Thursday, February 10, 2011

A Letter to Heaven

I miss you so much and not a day goes by that I don't think of you. I wonder what you'd say to me if you were here right now. Would you be proud of how everyone is handling things? I'd like to think so, well mostly. Grandma is amazingly strong and I have no idea what anyone would do without her. I know that you probably miss her wherever you are and I know she misses you too. Mom and dad are taking great care of her and I know you would be so proud of them. Dad has really changed during this whole process, I know that we both know that he was great before but when you got sick it changed him a lot. He is so diligent in taking care of grandma, I think that it would make you laugh. He dotes on her a lot and is always cleaning up after her. It's kind of funny sometimes but it just shows how much he cares. If you were here, you would think grandma is so spoiled. Mom makes her dinner every night and they watch tv together and talk a lot. Wheel of fortune and jeopardy are nightly shows and I think you would be impressed on how good we are getting at it. I try to go over whenever I can but sometimes it is still weird for me to go to your house and not see you there. Oh and then there is the chickens, well there isn't chickens yet
but there are going to be. Those are grandmas idea. Its okay though because we all kind of think it will be something fun and give us something to do when it gets nicer outside. If you were here I think you'd be against the chickens but then grandma would talk you into it and you'd say "ok hun" just like you always would.

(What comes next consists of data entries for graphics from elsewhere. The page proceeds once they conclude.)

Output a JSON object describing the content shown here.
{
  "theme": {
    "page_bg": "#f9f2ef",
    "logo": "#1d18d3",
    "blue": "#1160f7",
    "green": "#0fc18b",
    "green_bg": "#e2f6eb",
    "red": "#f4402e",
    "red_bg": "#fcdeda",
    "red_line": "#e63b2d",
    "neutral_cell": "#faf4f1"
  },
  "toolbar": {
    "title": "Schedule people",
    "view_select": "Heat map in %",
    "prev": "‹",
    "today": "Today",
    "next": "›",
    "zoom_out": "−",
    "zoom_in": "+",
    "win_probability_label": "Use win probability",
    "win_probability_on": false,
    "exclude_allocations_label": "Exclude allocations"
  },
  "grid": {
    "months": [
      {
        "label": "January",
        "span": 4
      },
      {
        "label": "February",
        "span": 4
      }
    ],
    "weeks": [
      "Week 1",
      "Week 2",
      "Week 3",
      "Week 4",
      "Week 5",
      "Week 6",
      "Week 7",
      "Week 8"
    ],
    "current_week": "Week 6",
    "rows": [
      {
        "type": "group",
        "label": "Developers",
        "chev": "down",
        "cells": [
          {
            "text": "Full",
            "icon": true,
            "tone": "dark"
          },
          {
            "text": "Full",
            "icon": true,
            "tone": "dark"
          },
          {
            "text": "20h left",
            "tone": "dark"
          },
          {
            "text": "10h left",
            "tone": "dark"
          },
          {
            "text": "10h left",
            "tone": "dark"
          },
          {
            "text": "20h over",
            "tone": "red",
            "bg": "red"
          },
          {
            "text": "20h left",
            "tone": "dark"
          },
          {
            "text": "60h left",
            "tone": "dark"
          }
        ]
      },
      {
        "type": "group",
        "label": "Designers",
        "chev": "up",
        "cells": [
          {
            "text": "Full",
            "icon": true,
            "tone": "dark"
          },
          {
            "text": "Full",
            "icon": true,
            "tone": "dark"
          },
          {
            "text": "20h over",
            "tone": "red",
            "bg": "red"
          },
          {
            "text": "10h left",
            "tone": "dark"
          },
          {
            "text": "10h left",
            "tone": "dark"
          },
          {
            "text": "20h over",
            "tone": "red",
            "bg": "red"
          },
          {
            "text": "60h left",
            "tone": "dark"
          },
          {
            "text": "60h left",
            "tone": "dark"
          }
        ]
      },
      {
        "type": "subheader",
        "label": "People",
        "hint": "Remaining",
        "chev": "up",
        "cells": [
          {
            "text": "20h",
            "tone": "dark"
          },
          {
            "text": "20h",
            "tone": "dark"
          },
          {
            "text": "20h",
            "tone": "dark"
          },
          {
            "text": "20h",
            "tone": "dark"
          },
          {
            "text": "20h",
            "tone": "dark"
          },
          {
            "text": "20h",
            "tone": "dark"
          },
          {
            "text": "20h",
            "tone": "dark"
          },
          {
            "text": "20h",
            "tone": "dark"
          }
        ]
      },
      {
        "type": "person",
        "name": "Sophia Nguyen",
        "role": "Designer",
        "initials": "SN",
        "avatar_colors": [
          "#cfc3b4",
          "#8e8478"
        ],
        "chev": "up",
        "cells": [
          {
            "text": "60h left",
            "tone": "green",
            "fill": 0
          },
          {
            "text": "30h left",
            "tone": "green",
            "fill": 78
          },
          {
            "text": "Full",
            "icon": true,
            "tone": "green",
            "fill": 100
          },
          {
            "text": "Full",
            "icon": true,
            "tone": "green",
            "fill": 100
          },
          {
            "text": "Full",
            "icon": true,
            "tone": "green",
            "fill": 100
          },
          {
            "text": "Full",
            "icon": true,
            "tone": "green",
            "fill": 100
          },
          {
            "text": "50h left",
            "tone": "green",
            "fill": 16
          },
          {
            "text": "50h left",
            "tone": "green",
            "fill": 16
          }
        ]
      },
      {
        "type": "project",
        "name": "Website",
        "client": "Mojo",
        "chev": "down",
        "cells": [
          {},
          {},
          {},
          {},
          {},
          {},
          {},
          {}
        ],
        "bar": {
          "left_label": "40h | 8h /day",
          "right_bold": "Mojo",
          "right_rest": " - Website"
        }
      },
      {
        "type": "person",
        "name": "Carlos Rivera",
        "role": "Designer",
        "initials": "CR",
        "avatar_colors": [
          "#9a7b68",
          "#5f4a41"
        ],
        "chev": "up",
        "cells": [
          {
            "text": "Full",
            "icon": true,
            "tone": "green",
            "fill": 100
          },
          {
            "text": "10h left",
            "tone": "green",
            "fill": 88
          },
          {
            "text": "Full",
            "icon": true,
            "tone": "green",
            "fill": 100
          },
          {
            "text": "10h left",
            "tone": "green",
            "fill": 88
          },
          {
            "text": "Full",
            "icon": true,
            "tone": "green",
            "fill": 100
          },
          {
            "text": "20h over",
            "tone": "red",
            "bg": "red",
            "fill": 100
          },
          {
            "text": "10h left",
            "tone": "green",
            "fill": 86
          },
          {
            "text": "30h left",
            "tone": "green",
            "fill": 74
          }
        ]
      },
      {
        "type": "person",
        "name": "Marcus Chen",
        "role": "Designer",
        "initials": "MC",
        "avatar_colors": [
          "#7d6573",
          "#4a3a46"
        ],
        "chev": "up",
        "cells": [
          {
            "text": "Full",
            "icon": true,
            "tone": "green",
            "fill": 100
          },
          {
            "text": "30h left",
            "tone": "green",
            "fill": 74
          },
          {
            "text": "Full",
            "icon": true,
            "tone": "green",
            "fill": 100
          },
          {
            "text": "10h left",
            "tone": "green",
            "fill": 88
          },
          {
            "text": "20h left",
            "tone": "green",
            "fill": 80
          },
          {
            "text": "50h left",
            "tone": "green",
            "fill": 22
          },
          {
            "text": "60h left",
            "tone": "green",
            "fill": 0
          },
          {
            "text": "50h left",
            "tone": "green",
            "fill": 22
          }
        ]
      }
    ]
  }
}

As for me, I'm okay, but you should know that by now. I talk to you a lot, just like this. I'd like to think that you can hear me even if you can't talk back. I still think that it is so unfair that you had to be taken away from us, from me. I really looked up to you and now I miss your words of wisdom. I like to think that you'd be proud of me. I have, mostly, held myself together for this whole process. Nick has been a great support for me this whole time and I remember what you said about him in the beginning. You said "does he treat you good? Well then thats all that matters and its no one else's concern". He is still treating me good and is held to a high standard. You and grandma really showed us all what love is and although I'm sure you had problems now and then but who doesn't. You two are what I base every relationship decision on. I want what you had. I loved that no matter how old you got or where you were, you would hold her hand. I think she loved it too.
I do better each day but I know I can't or won't ever forget you. I can still hear your voice in my head asking how della is or how my car is doing. I hope that never goes away but I know it won't. You played such a role in making me who I am that you will stay with me, wherever I go.